New paper accepted – Extremely thick cell walls and low mesophyll conductance: welcome to the world of ancient living!

Text and pics by Linda-Liisa Veromann-Jürgenson

I am overjoyed that I have my first article for my PhD accepted! It is now published in Journal of Experimental Botany.

a day in the lab

Linda-Liisa in the lab

As everyone in our group knows, mesophyll conductance is a key player in net assimilation rates in plants, but it’s not too well studied. Recent research, several from this department, has highlighted the importance of mesophyll structure in determining its conductance. Although several papers have been published on the mesophyll conductance of angiosperms and its underlying ultrastructural characteristics, only two studies had been conducted on gymnosperms that consider gas-exchange as well as mesophyll anatomy. We studied evolutionarily old plants including three divisions of gymnosperms, a whisk fern and a clubmoss to understand the role of mesophyll conductance on net assimilation rate as well as the impact of mesophyll anatomy on gas-exchange with an evolutionary perspective.

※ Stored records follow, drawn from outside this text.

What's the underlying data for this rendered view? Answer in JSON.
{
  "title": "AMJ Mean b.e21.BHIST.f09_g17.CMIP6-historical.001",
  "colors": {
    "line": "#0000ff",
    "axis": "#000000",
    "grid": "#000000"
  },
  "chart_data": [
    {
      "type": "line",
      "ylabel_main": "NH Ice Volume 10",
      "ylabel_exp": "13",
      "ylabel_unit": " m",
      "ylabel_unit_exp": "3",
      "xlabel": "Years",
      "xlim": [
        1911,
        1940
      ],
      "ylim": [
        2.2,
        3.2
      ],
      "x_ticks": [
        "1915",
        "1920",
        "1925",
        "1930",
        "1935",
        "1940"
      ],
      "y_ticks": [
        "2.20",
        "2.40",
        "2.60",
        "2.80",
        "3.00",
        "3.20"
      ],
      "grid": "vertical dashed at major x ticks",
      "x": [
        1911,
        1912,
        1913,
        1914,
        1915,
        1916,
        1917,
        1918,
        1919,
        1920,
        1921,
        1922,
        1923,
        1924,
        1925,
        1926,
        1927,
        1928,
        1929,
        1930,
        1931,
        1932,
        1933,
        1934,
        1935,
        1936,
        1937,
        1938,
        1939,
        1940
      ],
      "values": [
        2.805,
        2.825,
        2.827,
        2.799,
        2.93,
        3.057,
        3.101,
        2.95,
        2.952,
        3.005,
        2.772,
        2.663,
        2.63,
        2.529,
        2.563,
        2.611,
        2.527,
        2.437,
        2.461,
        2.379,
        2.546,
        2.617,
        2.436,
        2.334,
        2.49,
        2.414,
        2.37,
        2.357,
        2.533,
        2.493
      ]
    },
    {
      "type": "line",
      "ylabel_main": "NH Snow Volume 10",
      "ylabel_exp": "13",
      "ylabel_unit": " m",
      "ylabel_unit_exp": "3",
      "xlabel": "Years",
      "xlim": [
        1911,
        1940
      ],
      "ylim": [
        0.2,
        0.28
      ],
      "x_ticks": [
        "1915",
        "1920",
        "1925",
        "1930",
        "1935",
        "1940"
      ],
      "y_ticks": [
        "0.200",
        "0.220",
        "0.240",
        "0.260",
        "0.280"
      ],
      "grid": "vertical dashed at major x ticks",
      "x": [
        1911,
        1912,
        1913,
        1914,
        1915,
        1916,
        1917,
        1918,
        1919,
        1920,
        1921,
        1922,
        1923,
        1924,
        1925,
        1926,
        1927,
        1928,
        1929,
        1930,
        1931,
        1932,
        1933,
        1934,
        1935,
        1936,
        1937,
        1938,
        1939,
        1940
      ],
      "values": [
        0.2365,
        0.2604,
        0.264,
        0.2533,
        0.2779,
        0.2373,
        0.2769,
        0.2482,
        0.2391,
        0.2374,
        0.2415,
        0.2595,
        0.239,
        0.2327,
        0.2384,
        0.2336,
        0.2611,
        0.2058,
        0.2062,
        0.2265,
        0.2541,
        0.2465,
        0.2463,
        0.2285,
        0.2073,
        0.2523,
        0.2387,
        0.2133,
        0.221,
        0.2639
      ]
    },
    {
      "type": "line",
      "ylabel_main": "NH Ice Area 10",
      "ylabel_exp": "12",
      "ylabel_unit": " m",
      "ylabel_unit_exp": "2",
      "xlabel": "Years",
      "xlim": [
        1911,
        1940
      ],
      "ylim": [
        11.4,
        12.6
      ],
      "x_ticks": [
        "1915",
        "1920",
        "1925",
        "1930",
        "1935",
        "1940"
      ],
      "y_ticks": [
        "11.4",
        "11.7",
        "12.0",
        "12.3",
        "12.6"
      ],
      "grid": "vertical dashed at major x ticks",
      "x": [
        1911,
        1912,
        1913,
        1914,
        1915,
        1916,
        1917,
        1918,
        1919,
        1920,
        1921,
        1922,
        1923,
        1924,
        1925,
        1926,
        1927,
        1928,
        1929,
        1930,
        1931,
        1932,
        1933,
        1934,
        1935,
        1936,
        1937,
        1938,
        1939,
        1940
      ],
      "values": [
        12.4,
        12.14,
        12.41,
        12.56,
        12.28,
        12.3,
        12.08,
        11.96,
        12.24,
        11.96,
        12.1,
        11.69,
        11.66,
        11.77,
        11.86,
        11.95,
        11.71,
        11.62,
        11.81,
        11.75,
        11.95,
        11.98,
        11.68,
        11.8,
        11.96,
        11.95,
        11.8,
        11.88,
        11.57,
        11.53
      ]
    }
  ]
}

Additionally, we examined the leaf economics spectrum (LES) correlations in these species as gymnosperms have been found to differ significantly from angiosperms in the LES parameters. We got several important results. Firstly, mesophyll conductance is a very important limiter of photosynthesis in gymnosperms and it depends on mesophyll anatomy. Secondly, the cell wall thickness as well as chloroplast area exposed to intercellular airspaces influence mesophyll conductance significantly and in opposite directions. Furthermore, chloroplast shape and size can play an important role in limiting CO2 diffusion in the liquid phase. Thirdly, although anatomy plays a key role, high leaf mass per area did not relate low net assimilation or high cell wall thickness. Interestingly, we measured extremely thick cell walls in several species, which may indicate a preservation of ancient traits through time due to some evolutionary constraints.

Citation: Veromann-Jürgenson, L. L., Tosens, T., Laanisto, L., & Niinemets, Ü. (2017) Extremely thick cell walls and low mesophyll conductance: welcome to the world of ancient living!. Journal of Experimental Botany, DOI: https://doi.org/10.1093/jxb/erx045 (link to full text)

Psilotum nudum TEM

Psilotum nudum transmission electron microscopy photograph

Abstract:

Mesophyll conductance is thought to be an important photosynthetic limitation in gymnosperms, but they currently constitute the most understudied plant group in regard to the extent to which photosynthesis and intrinsic water use efficiency are limited by mesophyll conductance. A comprehensive analysis of leaf gas exchange, photosynthetic limitations, mesophyll conductance (calculated by three methods previously used for across-species comparisons), and the underlying ultra-anatomical, morphological and chemical traits in 11 gymnosperm species varying in evolutionary history was performed to gain insight into the evolution of structural and physiological controls on photosynthesis at the lower return end of the leaf economics spectrum. Two primitive herbaceous species were included in order to provide greater evolutionary context. Low mesophyll conductance was the main limiting factor of photosynthesis in the majority of species. The strongest sources of limitation were extremely thick mesophyll cell walls, high chloroplast thickness and variation in chloroplast shape and size, and the low exposed surface area of chloroplasts per unit leaf area. In gymnosperms, the negative relationship between net assimilation per mass and leaf mass per area reflected an increased mesophyll cell wall thickness, whereas the easy-to-measure integrative trait of leaf mass per area failed to predict the underlying ultrastructural traits limiting mesophyll conductance.